Viral Vectors
摘要
Viral vectors are essential substances for gene therapy, which is still developing. Through them, gene therapy becomes a reality for both inheritable and non-inheritable diseases. Molecular cloning and vector construction, combined with early investigations into retroviruses, have formed a foundation for stable gene delivery. Lentiviral expression systems have been developed to facilitate gene delivery in non-dividing cell types and for use in immuno-oncology. Due to improvements in capsid design, targeting, and safety, the adeno-associated virus (AAV) has become the primary in vivo platform for gene therapy. Besides cancer therapy and vaccines, other viral platforms such as adenovirus, herpes simplex virus, vaccinia virus, measles virus, and Newcastle disease virus have been introduced. The first clinical achievements are represented by the approved gene therapies for hemophilia, retinal degeneration, and immunodeficiency disorders. While immune responses, limited transgene capacity (load), and issues with targeted delivery still pose challenges, the use of viral vectors as gene delivery vehicles in therapeutic applications has been confirmed by these trials.

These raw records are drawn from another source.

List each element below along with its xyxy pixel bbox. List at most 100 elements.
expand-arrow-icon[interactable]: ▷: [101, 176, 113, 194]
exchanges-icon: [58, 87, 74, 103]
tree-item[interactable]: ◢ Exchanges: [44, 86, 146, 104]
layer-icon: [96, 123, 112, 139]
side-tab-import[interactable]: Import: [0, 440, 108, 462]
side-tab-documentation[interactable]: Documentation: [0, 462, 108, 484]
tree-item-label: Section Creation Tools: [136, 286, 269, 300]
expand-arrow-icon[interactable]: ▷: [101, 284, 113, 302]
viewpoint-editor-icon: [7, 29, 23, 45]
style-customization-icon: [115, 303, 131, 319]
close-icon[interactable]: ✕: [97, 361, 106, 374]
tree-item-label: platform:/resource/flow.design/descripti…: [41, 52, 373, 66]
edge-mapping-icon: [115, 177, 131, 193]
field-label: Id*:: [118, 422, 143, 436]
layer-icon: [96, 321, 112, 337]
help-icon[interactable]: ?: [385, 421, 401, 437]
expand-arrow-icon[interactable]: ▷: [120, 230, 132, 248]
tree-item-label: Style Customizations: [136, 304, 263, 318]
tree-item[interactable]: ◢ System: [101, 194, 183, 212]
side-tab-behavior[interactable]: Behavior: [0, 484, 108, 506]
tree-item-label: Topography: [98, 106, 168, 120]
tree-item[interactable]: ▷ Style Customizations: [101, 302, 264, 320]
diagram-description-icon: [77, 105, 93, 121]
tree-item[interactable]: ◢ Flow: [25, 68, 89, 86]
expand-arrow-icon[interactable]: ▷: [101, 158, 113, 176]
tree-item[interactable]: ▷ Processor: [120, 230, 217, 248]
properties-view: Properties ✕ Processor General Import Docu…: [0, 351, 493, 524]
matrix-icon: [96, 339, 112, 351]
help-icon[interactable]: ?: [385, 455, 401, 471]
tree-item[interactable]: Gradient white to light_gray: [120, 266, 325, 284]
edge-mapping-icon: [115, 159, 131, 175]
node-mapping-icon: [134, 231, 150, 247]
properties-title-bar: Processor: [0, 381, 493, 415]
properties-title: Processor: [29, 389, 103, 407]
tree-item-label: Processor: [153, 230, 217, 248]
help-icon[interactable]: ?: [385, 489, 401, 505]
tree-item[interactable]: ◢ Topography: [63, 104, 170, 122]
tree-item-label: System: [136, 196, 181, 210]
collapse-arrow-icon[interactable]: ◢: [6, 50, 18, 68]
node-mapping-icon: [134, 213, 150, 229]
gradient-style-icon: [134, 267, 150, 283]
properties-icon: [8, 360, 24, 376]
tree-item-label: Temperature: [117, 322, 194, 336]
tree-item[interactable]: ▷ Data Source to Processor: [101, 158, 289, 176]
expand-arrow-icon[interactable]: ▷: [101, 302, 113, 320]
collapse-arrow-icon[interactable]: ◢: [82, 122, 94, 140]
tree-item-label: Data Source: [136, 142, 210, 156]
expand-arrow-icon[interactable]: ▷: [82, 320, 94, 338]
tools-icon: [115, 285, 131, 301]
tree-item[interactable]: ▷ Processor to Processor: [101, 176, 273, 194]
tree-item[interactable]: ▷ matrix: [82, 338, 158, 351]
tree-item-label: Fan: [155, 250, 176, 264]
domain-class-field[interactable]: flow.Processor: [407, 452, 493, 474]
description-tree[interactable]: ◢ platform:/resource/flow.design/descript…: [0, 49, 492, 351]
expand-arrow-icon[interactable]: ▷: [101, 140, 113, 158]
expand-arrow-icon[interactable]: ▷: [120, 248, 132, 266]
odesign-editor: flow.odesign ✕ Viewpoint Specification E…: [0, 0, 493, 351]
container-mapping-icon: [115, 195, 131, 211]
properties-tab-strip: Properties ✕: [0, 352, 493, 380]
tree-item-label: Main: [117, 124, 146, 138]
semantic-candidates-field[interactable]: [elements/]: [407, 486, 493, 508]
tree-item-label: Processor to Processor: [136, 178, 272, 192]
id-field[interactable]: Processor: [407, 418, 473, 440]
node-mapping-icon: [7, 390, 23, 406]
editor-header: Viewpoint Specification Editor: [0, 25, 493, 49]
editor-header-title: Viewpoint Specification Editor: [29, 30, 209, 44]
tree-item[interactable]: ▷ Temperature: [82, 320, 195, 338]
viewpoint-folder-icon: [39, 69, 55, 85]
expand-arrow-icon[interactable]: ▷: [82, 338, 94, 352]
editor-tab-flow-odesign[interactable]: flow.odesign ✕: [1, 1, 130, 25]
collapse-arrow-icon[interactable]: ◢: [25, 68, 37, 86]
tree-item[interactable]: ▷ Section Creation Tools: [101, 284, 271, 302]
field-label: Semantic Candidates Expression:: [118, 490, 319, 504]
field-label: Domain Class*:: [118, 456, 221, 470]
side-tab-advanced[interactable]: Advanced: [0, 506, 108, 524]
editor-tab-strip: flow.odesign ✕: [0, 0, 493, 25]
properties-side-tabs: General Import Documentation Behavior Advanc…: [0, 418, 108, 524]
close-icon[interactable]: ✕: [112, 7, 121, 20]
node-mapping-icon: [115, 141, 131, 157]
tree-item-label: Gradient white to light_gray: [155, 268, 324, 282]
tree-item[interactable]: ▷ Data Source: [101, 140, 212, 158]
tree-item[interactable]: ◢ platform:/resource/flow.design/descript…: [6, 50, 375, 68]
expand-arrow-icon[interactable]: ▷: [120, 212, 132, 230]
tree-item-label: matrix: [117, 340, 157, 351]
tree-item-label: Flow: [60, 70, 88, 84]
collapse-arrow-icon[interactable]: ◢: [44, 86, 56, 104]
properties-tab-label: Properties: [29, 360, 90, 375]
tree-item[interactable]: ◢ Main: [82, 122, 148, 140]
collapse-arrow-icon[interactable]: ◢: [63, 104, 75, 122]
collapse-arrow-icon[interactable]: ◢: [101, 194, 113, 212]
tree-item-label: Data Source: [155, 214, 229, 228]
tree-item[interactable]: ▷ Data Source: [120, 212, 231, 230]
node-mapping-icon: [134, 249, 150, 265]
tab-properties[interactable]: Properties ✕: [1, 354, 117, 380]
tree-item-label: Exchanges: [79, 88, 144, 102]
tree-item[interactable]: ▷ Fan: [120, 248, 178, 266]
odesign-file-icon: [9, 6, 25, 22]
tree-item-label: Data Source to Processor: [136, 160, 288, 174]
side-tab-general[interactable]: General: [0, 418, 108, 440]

Additionally, oncolytic viruses, as well as viruses used as vectors to induce immunomodulatory effects, present new possibilities for cancer immunotherapy. Additionally, the researchers are exploring novel clinical applications of oncolytic viruses for the treatment of neurological disorders and metabolic diseases. Additionally, the combination of oncolytic viruses with technologies such as gene editing and neuromodulation represents another potential source of therapeutic expansion. Although limited applications in standard clinical practice have been demonstrated in recent years, this field of research has been rejuvenated by new scientific discoveries, clinical applications involving human subjects, and increased funding for the development of viral vectors in the treatment of various diseases. It seems that viral vectors are going to be instrumental in the molecular medicine of the next stage.